Dan received a BS in Physics in 1988 from Peking University in China. She then moved to the US to obtain her PhD in neurobiology from Columbia University, in 1994, under the mentorship of Professor Mu-Ming Poo. Her doctoral research focused on mechanisms of plasticity at the neuromuscular synapse and was published in Science, Nature, and Neuron. During this time, she showed that the quantal release of neurotransmitters is not unique to neuronal cell types and, as one example, that retrograde signaling from muscle cells regulates the synaptic strength of the neuromuscular junction. For her postdoctoral training, Dan joined Clay Reid’s lab at The Rockefeller University and then accompanied Reid’s move to Harvard Medical School a short time later. Within just over two years, Yang had collected and analyzed neuronal recording data to support and develop key computational models of visual information coding – her two papers describing this work have been cited, together, over 900 times.

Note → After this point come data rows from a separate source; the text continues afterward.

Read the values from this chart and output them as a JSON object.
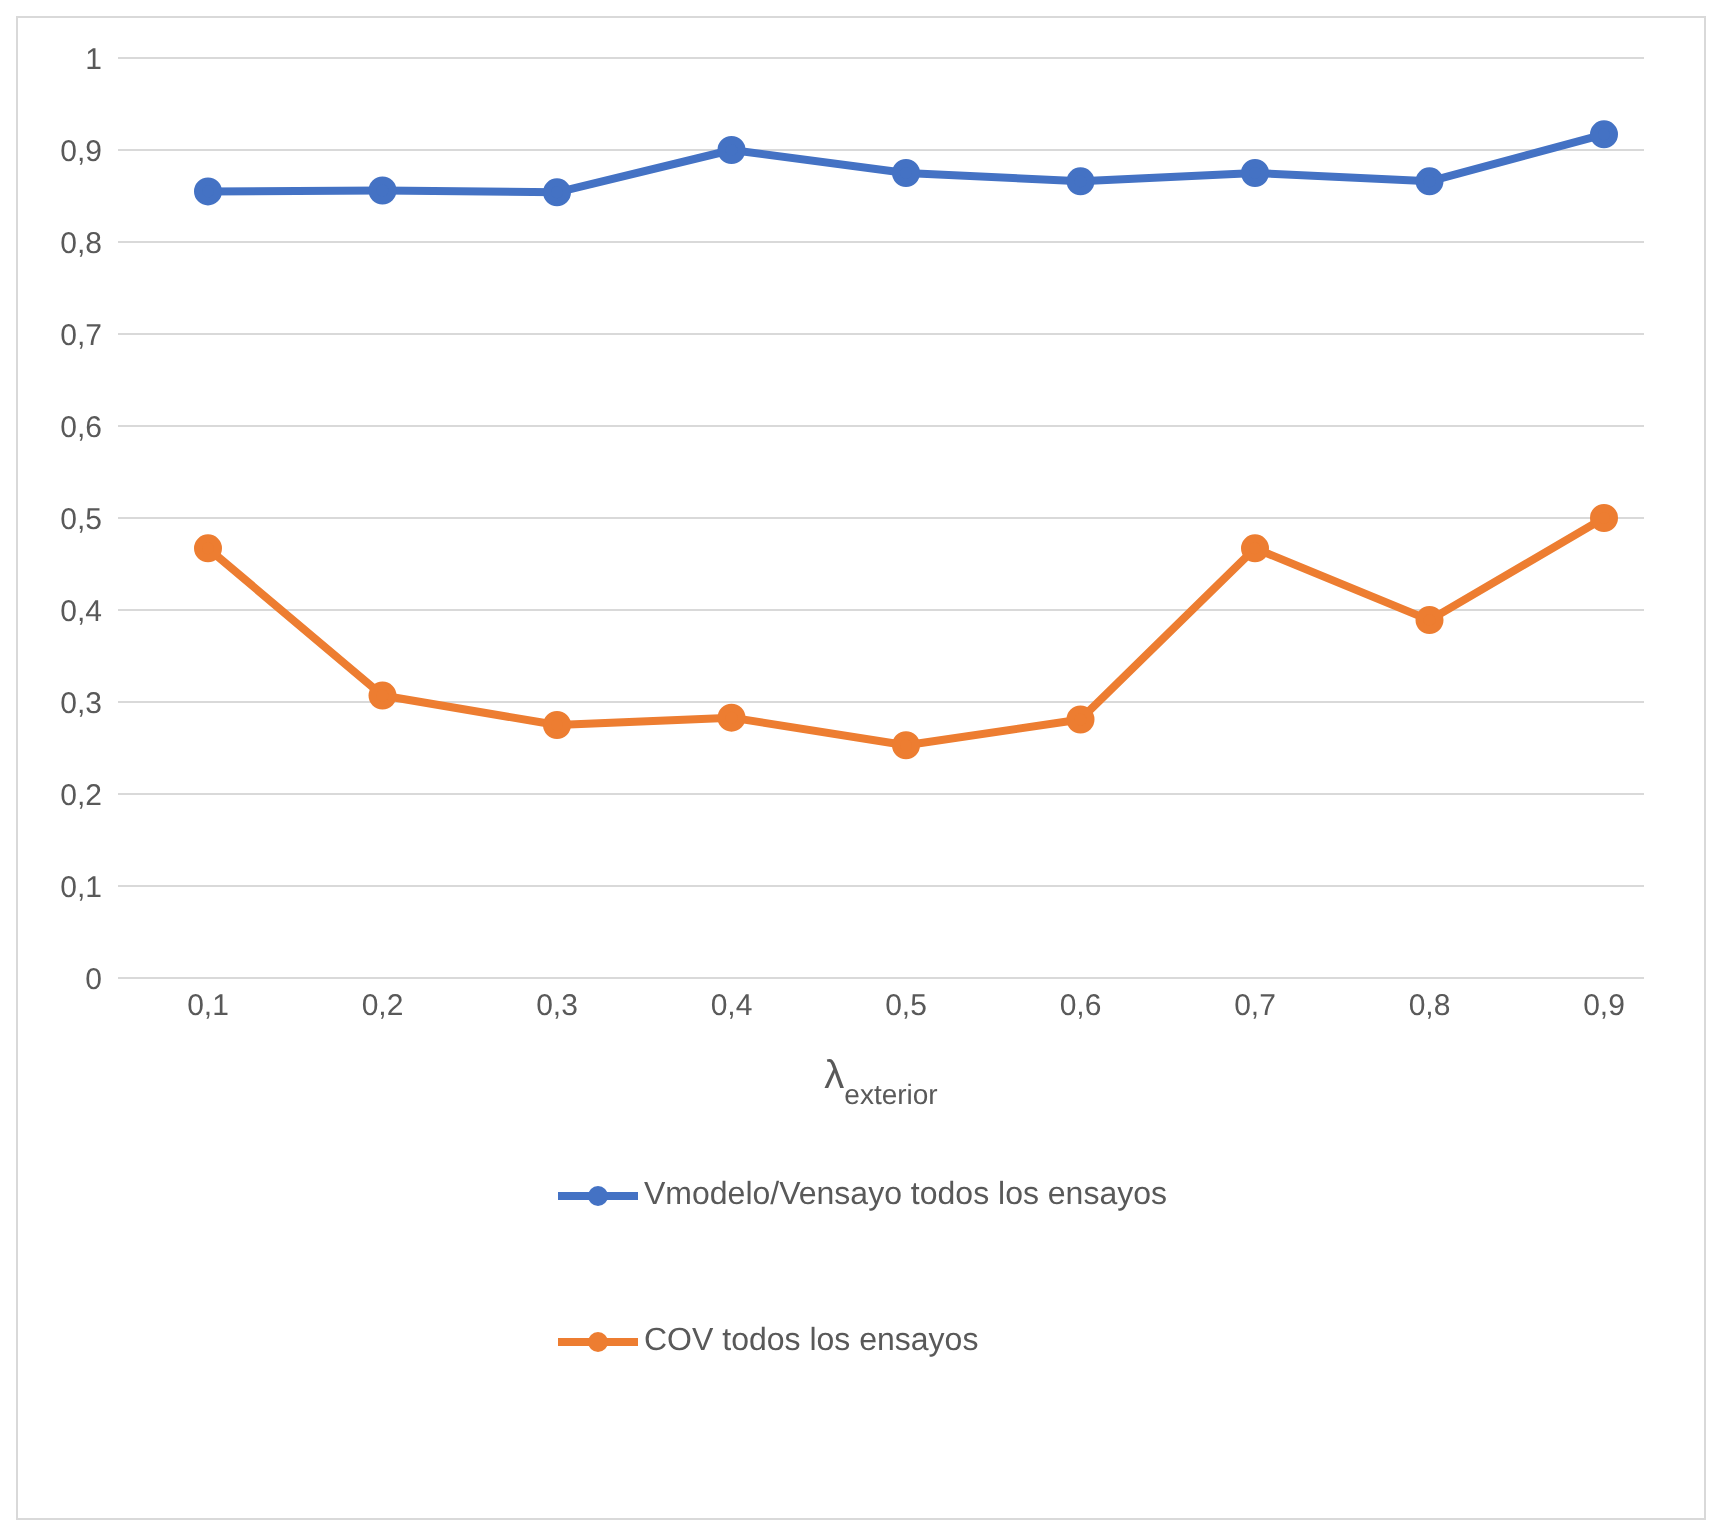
{
  "chart_data": {
    "type": "line",
    "xlabel": "λ$_{exterior}$",
    "categories": [
      "0,1",
      "0,2",
      "0,3",
      "0,4",
      "0,5",
      "0,6",
      "0,7",
      "0,8",
      "0,9"
    ],
    "series": [
      {
        "name": "Vmodelo/Vensayo todos los ensayos",
        "color": "#4472c4",
        "values": [
          0.855,
          0.856,
          0.854,
          0.9,
          0.875,
          0.866,
          0.875,
          0.866,
          0.917
        ]
      },
      {
        "name": "COV todos los ensayos",
        "color": "#ed7d31",
        "values": [
          0.467,
          0.307,
          0.275,
          0.283,
          0.253,
          0.281,
          0.467,
          0.389,
          0.5
        ]
      }
    ],
    "ylim": [
      0,
      1
    ],
    "yticks": [
      {
        "value": 0,
        "label": "0"
      },
      {
        "value": 0.1,
        "label": "0,1"
      },
      {
        "value": 0.2,
        "label": "0,2"
      },
      {
        "value": 0.3,
        "label": "0,3"
      },
      {
        "value": 0.4,
        "label": "0,4"
      },
      {
        "value": 0.5,
        "label": "0,5"
      },
      {
        "value": 0.6,
        "label": "0,6"
      },
      {
        "value": 0.7,
        "label": "0,7"
      },
      {
        "value": 0.8,
        "label": "0,8"
      },
      {
        "value": 0.9,
        "label": "0,9"
      },
      {
        "value": 1,
        "label": "1"
      }
    ],
    "grid": "y",
    "legend": "bottom",
    "marker": "circle",
    "line_style": "solid"
  }
}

Yang Dan started her own laboratory in January 1997 when she joined the faculty of UC Berkeley’s Department of Molecular and Cell Biology as an assistant professor; she became a full professor in 2005. Dan’s lab became known for discoveries of how sensory inputs, especially visual inputs, are processed by the brain to influence behavior. Using electrophysiological recordings in model animals and computational analyses, her group worked out rules for how synaptic plasticity and neural connectivity, at the microcircuit and brain-wide level, contribute to learning and goal-directed behaviors.

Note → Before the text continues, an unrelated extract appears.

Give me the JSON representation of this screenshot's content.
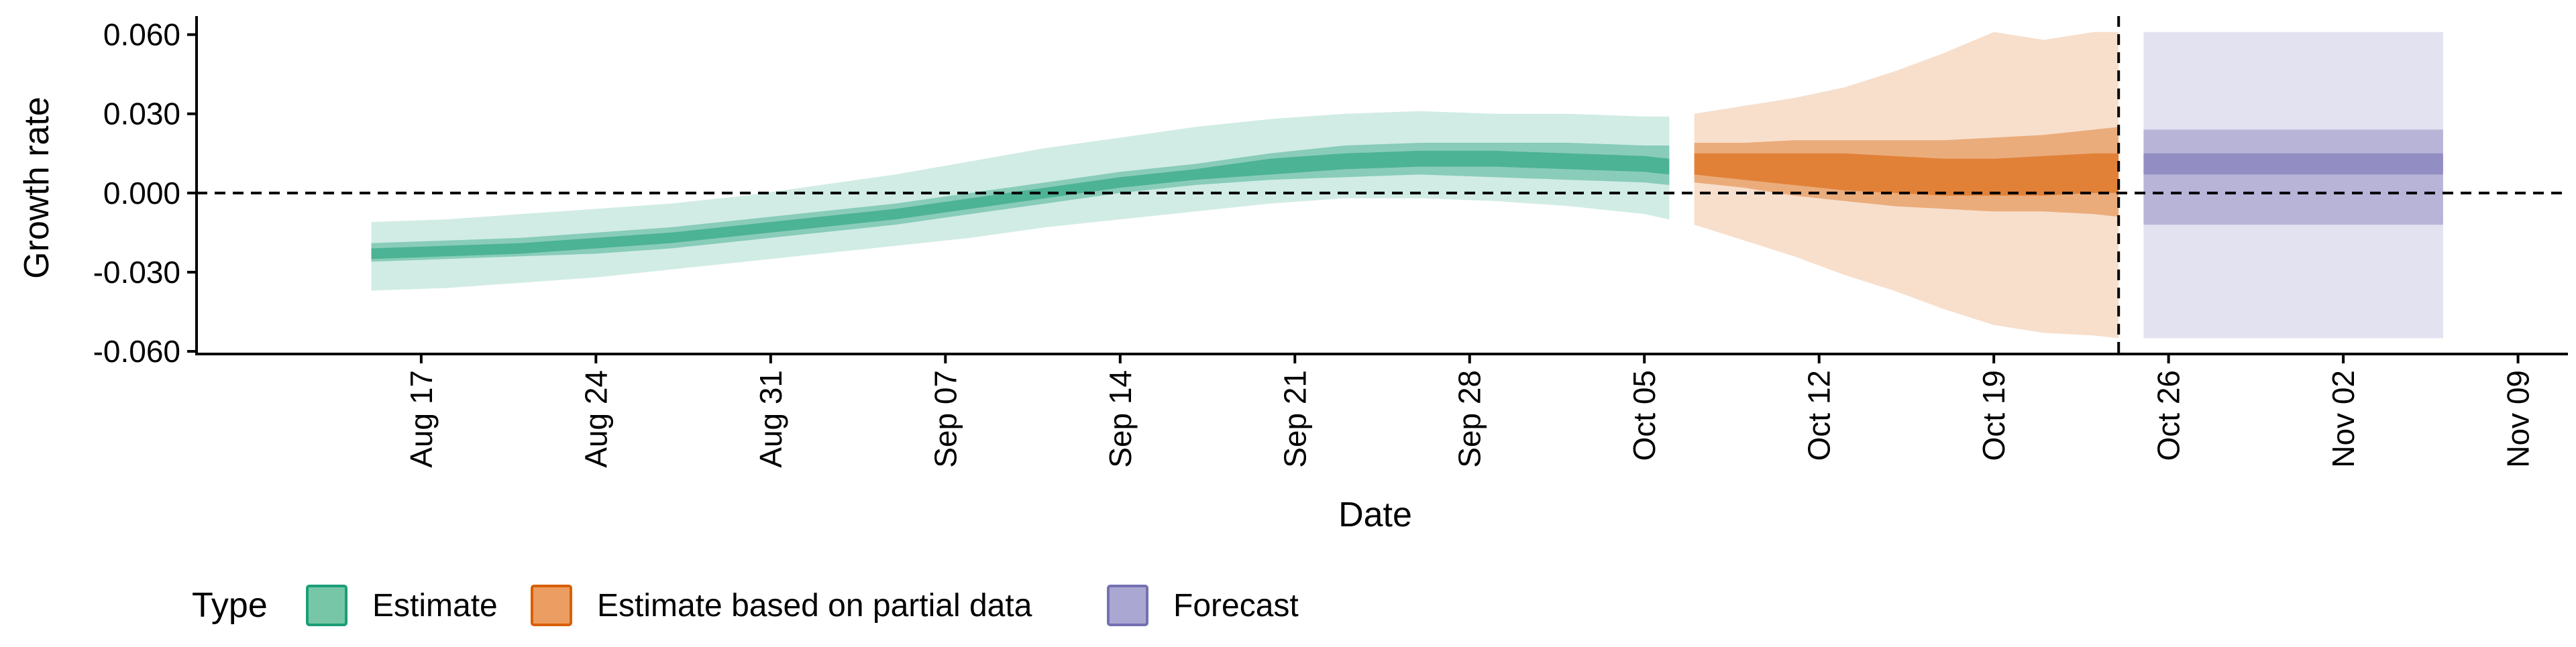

Sleep recordings in various animal models and humans, shown in a research review by Yang Dan (2019 Annual Review of Neuroscience). (a) In nonmammalian animals such as jellyfish, Caenorhabditis elegans, Drosophila, and zebrafish, locomotor assay is used to measure sleep. (b) Examples of mouse EEG and EMG recordings during wakefulness and NREM and REM sleep. (c) Example polysomnography recordings from a healthy human subject during wakefulness and NREM (stage 3) and phasic REM sleep.

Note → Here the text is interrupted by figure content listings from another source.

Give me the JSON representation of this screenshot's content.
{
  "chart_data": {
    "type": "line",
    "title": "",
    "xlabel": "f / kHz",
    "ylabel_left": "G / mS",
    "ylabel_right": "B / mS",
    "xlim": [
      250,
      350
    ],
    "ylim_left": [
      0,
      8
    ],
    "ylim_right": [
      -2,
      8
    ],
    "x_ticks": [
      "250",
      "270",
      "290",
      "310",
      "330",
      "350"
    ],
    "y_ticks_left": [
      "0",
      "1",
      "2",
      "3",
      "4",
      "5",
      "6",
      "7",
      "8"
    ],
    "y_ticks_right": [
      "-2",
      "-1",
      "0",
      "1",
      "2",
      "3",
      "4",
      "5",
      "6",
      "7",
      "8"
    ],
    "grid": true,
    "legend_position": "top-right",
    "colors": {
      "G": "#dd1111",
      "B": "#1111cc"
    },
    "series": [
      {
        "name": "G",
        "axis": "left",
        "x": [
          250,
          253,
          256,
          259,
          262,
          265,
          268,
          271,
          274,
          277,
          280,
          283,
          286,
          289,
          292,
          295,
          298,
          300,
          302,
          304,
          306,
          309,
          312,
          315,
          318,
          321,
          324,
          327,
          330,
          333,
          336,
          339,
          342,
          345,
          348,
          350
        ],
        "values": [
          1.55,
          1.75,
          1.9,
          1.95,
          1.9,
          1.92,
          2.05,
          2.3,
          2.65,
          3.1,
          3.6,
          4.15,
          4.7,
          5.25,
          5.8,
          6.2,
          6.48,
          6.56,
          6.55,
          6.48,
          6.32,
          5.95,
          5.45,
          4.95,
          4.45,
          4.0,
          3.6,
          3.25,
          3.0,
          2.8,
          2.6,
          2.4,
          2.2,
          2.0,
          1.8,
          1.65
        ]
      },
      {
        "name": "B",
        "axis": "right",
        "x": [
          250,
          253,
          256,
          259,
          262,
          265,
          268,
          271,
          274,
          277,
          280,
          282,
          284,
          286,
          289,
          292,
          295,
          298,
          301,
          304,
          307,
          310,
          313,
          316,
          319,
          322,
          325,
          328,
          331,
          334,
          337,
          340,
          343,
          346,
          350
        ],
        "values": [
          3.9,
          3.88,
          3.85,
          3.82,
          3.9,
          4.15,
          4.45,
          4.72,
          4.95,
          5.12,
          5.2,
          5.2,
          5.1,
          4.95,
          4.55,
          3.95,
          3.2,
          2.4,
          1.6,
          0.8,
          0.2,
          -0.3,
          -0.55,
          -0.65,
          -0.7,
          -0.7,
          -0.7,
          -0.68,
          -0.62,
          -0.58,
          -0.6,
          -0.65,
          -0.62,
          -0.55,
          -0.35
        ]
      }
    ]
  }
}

The Dan lab carved out a new research direction upon their discovery of mechanisms controlling rapid eye movement (REM) sleep, a state in which the brain is active and neuroplastic despite minimal sensory input. In their 2015 Nature paper, Dan’s group showed that, in mice, optogenetic activation of inhibitory neurons that project forward from the brainstem to the middle of the brain can instantaneously induce REM sleep. Since then, the Dan lab has published nearly a dozen primary research papers on the sleep-wake cycle that capitalize on the latest neural engineering techniques to record and control specific cell types and circuits in the brain. Most recently, she reported the discovery of neurons in the midbrain that receive wide-ranging inputs to coordinate active suppression of movement during REM and non-REM sleep with the release of movement during arousal. This circuit is key to the ability, known to exist in most animals, to experience sleep and even vivid dreaming without acting out. Dan’s discoveries are paving the way to a holistic understanding, from the molecular to macrocircuit levels, of how our bodies regulate sleep, an evolutionarily conserved behavior that is essential for survival.

Awards and honors

Dan was appointed as a Howard Hughes Medical Institute Investigator in 2008 and elected to the US National Academy of Sciences in 2018. She was awarded the Li Ka Shing Women in Science Award in 2007 and a Research Award for Innovation in Neuroscience from the Society for Neuroscience in 2009. She teaches summer courses at institutes around the world and has mentored 16 graduate students and 27 postdoctoral researchers, 25 of whom now run their own independent laboratories. Currently, Dan serves as an editorial board member on top-ranked science journals including Cell, Neuron, PNAS, and Current Opinion in Neurobiology.

Yang Dan will be awarded the Scolnick Prize on Wednesday, June 7, 2023. At 4:00 pm on that day, she will deliver a lecture titled “The how and why of sleep,” to be followed by a reception at the McGovern Institute, 43 Vassar Street (building 46, room 3002) in Cambridge. The event is free and open to the public.